I remember what it was like when I was on the other side of the coin, struggling to lose weight and allowing myself to be discouraged by the lack of results from my yo-yo dieting and exercise habits. I also remember clear as day when my thoughts shifted from “I can’t” to “Maybe, I can”, and how much that impacted my choices from there on out.
If I were to apply the Transtheoretical Model of Behavior Change to myself and how much time it took me to go from phase to the next, it’d look something like this:
- 2 years to go from precontemplation to contemplation
- 1 year to go from contemplation to preparation
- 1 year to go from preparation to action
- And I’m still going from action to maintenance, 2 years after I decided to embrace a healthy and active lifestyle
My own process of behavior change has taken nearly 6 years and it’s ongoing. 6 years.
Ah, okay. See, where I’m going with this?
Part of this fog and disconnect I’m experiencing is a combination of fear and adapting to change. I’m busier now than I’ve been in many years, and this time I’m doing things that I’m actually passionate about, which is both rewarding and terrifying. The key here is acknowledging the change but not allowing that to blind me to my purpose.
I need to put on my big girl pants and start holding myself accountable for the choices I’m making to build my future. And that includes EVERYTHING; career, friendships, blogging, romantic relationships, my healthy lifestyle. All of it matters and all of it relies on my choices.
Another lesson in my wellness coaching is the idea of self-care. As coaches, we need to practice what we preach. Walk the walk and all that.
I truly understand how difficult it is to let go of lifelong habits and reshape your thoughts so that you can make significant changes towards a healthier lifestyle. It’s not easy, and I’d be doing everyone a disservice if I ever said that losing weight and keeping it off was easy. The same goes for life changes too.

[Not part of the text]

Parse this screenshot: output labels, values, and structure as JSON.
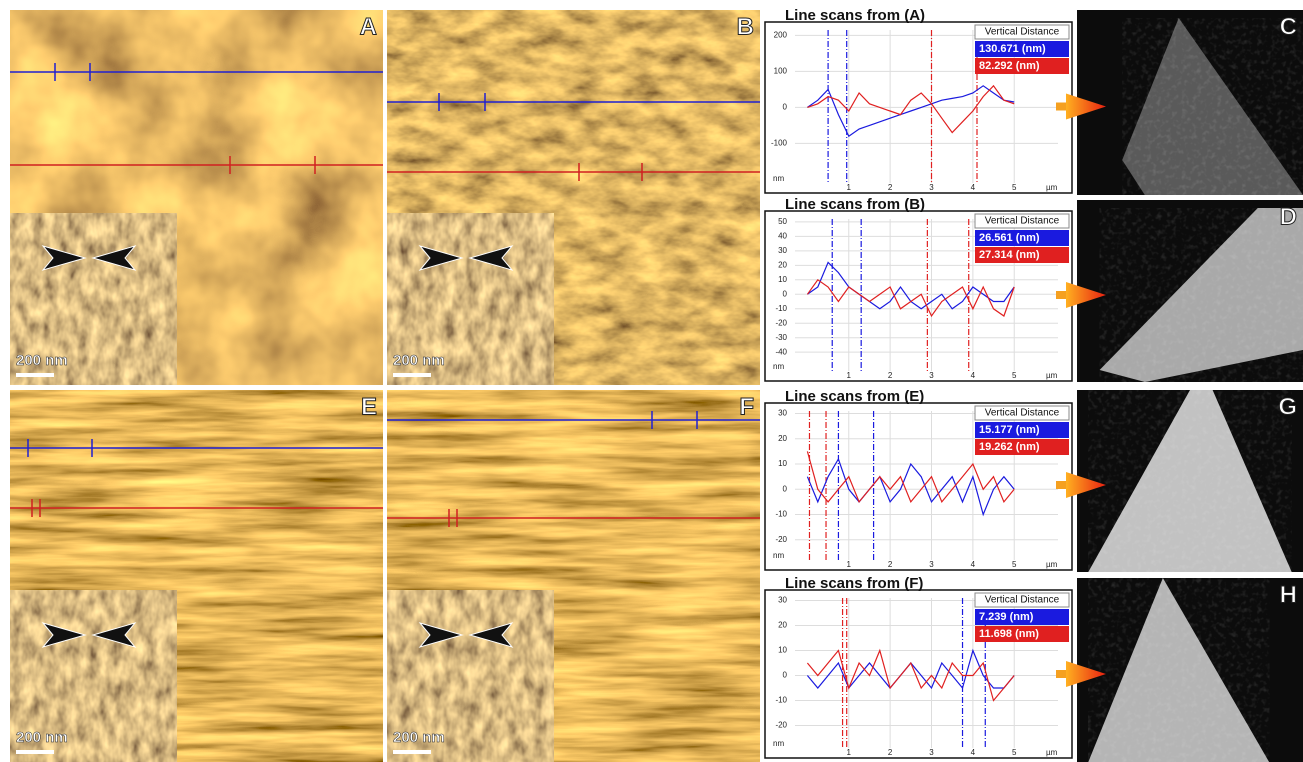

I also get that so much of this process is personal and it requires a tremendous amount of dedication and self-awareness. Not to mention accountability. This is the true value of a wellness coach. It was foolish of me to confuse that with the flashier prospect of major weight loss stories.

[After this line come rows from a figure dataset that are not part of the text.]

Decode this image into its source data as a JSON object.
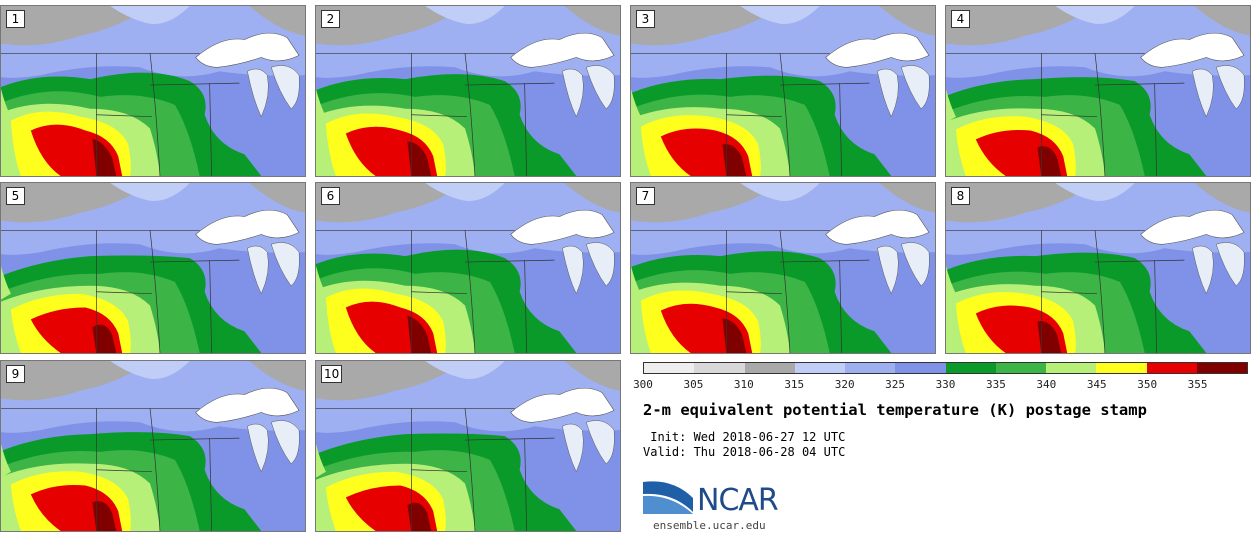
{
  "panels": [
    {
      "label": "1"
    },
    {
      "label": "2"
    },
    {
      "label": "3"
    },
    {
      "label": "4"
    },
    {
      "label": "5"
    },
    {
      "label": "6"
    },
    {
      "label": "7"
    },
    {
      "label": "8"
    },
    {
      "label": "9"
    },
    {
      "label": "10"
    }
  ],
  "colorbar": {
    "colors": [
      "#eeeeee",
      "#d8d8d8",
      "#a9a9a9",
      "#bfcdf7",
      "#9fb0f2",
      "#7f92e8",
      "#0a9a2a",
      "#3cb446",
      "#b6f078",
      "#ffff1e",
      "#e60000",
      "#800000"
    ],
    "ticks": [
      "300",
      "305",
      "310",
      "315",
      "320",
      "325",
      "330",
      "335",
      "340",
      "345",
      "350",
      "355"
    ]
  },
  "title": "2-m equivalent potential temperature (K) postage stamp",
  "init_line": " Init: Wed 2018-06-27 12 UTC",
  "valid_line": "Valid: Thu 2018-06-28 04 UTC",
  "logo": {
    "name": "NCAR",
    "url": "ensemble.ucar.edu",
    "colors": {
      "swoosh": "#1f5fa8",
      "text": "#1f4b8a"
    }
  }
}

It’s much easier for me to cut you some of that slack. I’m so much harder on myself. And I can imagine that might be the same for some of you who are experiencing these same challenges.
I brought myself here this morning to do something I never do. I’m cutting myself some slack for getting caught in the fog and allowing myself to amble a bit on the road. I’m telling myself that it’s okay I haven’t been as committed to this blog as I was a year ago.

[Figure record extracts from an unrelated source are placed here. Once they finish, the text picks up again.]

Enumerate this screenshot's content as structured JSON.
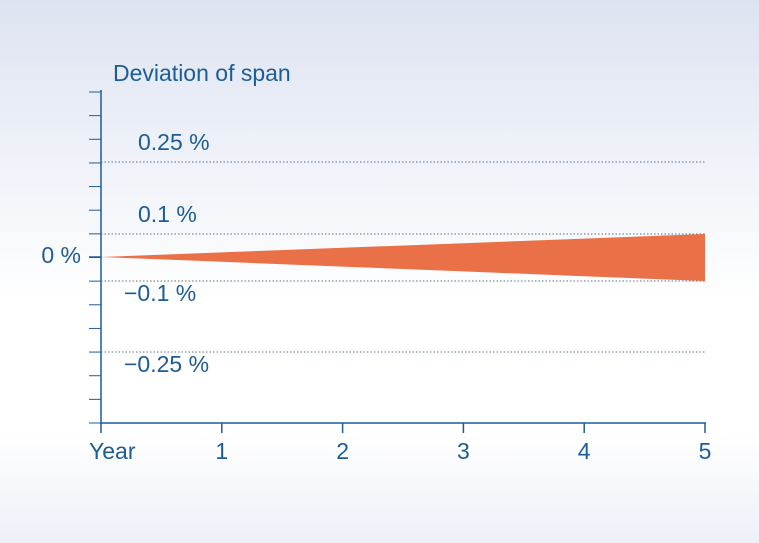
{
  "chart_data": {
    "type": "band",
    "title": "Deviation of span",
    "x": [
      0,
      1,
      2,
      3,
      4,
      5
    ],
    "xlim": [
      0,
      5
    ],
    "xticks": [
      {
        "value": 0,
        "label": "Year"
      },
      1,
      2,
      3,
      4,
      5
    ],
    "yticks": [
      {
        "value": 0.25,
        "label": "0.25 %"
      },
      {
        "value": 0.1,
        "label": "0.1 %"
      },
      {
        "value": 0,
        "label": "0 %"
      },
      {
        "value": -0.1,
        "label": "−0.1 %"
      },
      {
        "value": -0.25,
        "label": "−0.25 %"
      }
    ],
    "upper": [
      0,
      0.02,
      0.04,
      0.06,
      0.08,
      0.1
    ],
    "lower": [
      0,
      -0.02,
      -0.04,
      -0.06,
      -0.08,
      -0.1
    ],
    "color": "#ea7047",
    "grid": true
  }
}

I’m also saying that as much as I can forgive myself, I can also admit that my desire for change far outweighs the ease of standing still.
Revisit, revise, and reassess. More importantly, let the negative thoughts go and be mindful of the process.
In other words:
Keep it simple, stupid.
Are you experiencing self-doubt on your wellness journeys?
How do you cope with fear?
If you blog, how do you get yourself out of a blogging rut?